BigSteelThrill said:
Mark Davis said:
BigSteelThrill said:
Maurile Tremblay said:
John Bender said:
Now that we've cleared up the semantic aspect of what inflation is, is whatever Seattle is doing detrimental to the/their economy irrespective of how you want to classify it?
I suspect it will cause increased unemployment among the least-skilled workers,
Short term.
Why short term? You made this comment way back in the DC thread where Wal Mart was going to abandon building plans when DC wanted to make big box retailers pay a higher minimum wage. Where exactly is the replacement to those jobs in an economic sense?
More money at the local area on people who spend it. Long term it is a corrective measure of many of our ongoing economic issues.
There isn't more money though. At least in any econ class I ever took. Some people will get more, others will lose their jobs and have less. I run a small business that occasionally I may hire someone at minimum wage during my busier time. It's not always for tasks I can't do, sometimes it's merely to free up personal time. I may hire someone who it takes them an hour to what I could do in 20 minutes due to experience, but it's worth it to me for the freed up time. However, I wouldn't do so at $15. Sure, I'd still hire who I had to have in order to get everything done. But the reality is I would hire fewer hours and someone isn't going to be working who otherwise would have. So the people who I keep will get more dollars, but others lose their job entirely. My business isn't going away and isn't ceding any share of it's market to make that change, There isn't some other company coming into my market to hire these people. That's just one example.

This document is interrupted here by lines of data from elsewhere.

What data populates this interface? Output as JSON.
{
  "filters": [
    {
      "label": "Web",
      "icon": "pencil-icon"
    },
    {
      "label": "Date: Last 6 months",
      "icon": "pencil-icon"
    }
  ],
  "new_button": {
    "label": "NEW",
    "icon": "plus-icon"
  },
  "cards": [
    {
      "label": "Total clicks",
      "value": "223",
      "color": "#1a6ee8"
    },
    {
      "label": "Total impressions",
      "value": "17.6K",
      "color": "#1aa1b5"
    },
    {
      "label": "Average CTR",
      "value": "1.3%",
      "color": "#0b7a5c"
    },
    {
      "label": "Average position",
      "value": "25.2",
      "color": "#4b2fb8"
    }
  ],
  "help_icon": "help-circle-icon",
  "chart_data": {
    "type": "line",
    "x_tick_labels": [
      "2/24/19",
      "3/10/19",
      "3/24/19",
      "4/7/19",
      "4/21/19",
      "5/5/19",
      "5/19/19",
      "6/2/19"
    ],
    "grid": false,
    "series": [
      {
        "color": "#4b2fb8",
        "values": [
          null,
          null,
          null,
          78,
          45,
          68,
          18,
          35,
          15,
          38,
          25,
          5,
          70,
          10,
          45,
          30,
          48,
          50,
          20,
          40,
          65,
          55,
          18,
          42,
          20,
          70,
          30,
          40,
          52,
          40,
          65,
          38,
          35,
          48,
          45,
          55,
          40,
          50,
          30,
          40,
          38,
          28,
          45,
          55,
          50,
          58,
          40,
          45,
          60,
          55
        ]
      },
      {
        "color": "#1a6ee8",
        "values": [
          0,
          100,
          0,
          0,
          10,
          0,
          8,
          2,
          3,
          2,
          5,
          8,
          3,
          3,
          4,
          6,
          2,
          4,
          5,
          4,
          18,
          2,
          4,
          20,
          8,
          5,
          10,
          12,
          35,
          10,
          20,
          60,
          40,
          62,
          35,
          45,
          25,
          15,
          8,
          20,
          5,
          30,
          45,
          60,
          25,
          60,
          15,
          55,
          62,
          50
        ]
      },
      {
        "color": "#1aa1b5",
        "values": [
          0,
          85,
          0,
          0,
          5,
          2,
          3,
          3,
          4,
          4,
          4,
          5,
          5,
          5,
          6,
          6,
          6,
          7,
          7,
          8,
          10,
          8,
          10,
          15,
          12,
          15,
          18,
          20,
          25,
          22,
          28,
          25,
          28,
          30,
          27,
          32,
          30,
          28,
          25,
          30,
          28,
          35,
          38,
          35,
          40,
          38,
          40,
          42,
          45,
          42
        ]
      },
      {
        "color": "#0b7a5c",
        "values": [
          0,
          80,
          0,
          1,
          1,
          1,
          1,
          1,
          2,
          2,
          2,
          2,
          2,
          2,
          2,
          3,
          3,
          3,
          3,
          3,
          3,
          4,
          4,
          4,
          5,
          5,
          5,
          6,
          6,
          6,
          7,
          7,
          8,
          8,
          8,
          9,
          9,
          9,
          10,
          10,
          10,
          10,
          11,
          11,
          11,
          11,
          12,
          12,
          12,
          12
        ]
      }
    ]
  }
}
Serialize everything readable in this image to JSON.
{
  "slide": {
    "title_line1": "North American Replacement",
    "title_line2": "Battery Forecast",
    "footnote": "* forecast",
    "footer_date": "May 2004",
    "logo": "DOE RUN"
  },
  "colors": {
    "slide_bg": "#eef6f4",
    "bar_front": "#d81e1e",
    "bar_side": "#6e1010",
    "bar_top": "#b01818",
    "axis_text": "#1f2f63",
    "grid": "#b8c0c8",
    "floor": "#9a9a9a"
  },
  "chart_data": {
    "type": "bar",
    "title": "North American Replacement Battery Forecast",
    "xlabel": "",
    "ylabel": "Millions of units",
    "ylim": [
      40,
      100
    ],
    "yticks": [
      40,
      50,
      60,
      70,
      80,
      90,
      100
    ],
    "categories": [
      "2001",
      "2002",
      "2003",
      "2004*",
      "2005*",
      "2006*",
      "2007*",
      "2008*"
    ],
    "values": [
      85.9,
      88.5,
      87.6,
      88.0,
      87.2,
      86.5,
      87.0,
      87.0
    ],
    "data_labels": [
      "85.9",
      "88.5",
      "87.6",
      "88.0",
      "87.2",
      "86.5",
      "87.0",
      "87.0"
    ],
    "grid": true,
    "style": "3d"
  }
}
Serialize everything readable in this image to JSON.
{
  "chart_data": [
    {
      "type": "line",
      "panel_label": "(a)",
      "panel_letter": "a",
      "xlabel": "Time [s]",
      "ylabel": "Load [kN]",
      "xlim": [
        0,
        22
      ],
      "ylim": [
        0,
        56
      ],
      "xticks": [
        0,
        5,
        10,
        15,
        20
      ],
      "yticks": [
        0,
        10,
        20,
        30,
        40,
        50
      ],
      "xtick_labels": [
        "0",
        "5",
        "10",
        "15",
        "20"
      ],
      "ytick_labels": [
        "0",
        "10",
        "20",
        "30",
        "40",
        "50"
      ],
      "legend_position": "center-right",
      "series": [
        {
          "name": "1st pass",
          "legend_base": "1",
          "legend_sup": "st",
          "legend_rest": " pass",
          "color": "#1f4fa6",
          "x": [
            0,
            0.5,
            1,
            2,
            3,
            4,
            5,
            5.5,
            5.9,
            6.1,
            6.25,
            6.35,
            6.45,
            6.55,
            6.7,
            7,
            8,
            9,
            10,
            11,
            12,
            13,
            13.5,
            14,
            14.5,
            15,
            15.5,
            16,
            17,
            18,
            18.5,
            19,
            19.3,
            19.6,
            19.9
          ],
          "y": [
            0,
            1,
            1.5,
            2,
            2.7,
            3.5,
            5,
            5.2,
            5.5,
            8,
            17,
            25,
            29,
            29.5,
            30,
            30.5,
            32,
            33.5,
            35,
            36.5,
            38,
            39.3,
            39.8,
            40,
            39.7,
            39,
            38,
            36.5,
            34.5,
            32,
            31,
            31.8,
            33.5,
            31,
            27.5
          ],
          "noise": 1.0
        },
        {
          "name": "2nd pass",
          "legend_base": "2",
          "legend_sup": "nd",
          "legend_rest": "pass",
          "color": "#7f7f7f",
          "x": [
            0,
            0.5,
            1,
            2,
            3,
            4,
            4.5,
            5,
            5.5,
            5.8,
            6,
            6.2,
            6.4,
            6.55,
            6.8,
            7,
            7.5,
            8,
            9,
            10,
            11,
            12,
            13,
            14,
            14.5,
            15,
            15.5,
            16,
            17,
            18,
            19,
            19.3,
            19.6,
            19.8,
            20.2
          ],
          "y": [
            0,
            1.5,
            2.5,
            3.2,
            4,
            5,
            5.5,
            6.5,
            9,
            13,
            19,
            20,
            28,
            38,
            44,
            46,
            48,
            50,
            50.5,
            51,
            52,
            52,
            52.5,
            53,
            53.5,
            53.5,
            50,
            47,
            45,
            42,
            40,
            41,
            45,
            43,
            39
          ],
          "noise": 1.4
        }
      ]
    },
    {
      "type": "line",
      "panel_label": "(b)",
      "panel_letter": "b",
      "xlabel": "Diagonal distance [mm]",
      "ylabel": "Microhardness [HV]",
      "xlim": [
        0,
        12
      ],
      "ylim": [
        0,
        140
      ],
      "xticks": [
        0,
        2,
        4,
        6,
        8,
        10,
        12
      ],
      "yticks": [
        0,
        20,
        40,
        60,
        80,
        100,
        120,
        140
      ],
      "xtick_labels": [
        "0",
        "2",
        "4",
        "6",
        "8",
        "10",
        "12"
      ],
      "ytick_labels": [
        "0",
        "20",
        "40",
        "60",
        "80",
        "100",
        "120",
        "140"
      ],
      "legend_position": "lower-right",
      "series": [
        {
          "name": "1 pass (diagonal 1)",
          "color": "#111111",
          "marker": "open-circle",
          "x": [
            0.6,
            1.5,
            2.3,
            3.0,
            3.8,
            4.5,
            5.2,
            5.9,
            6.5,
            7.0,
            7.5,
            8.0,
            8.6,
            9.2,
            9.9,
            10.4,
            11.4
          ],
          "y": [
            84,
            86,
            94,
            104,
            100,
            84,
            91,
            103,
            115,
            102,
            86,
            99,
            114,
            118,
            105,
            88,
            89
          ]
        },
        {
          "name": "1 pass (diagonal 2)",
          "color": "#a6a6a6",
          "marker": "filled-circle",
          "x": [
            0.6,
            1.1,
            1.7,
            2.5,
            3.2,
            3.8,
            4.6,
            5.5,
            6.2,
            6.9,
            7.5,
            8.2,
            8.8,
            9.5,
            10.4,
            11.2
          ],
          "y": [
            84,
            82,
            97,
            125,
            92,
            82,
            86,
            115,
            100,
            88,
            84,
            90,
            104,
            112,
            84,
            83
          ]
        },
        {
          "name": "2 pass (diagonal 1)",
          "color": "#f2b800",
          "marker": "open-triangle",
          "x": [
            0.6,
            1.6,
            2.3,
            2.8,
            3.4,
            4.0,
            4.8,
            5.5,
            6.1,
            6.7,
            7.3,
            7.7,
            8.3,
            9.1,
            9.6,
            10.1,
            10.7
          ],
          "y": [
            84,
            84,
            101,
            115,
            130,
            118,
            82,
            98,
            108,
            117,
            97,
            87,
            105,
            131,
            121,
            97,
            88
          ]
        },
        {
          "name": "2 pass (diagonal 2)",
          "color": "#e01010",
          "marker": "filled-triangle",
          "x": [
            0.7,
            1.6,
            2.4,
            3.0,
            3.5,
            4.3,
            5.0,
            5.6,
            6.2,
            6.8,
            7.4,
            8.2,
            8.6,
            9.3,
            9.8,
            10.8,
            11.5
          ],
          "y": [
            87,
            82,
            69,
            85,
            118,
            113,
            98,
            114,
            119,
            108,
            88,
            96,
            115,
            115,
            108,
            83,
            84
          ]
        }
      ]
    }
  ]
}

It comes down to would you rather have those that keep their jobs make more, and in trade for that you put X number of people out of their jobs. It's a fair debate to have to say I want this and am willing to trade some losing their jobs for it. A minor increase means not that many would lose their jobs, but the more you increase the minimum wage, the more jobs that are lost. It's fine to want people to make more, but when you change the minimum wage it's not being intellectually honest to ignore that it comes at a cost of added unemployment. And not short term, it is permanent as those jobs are lost at that rate on a permanent basis. Those people are going to have to go find other jobs that will have to be created by some other means.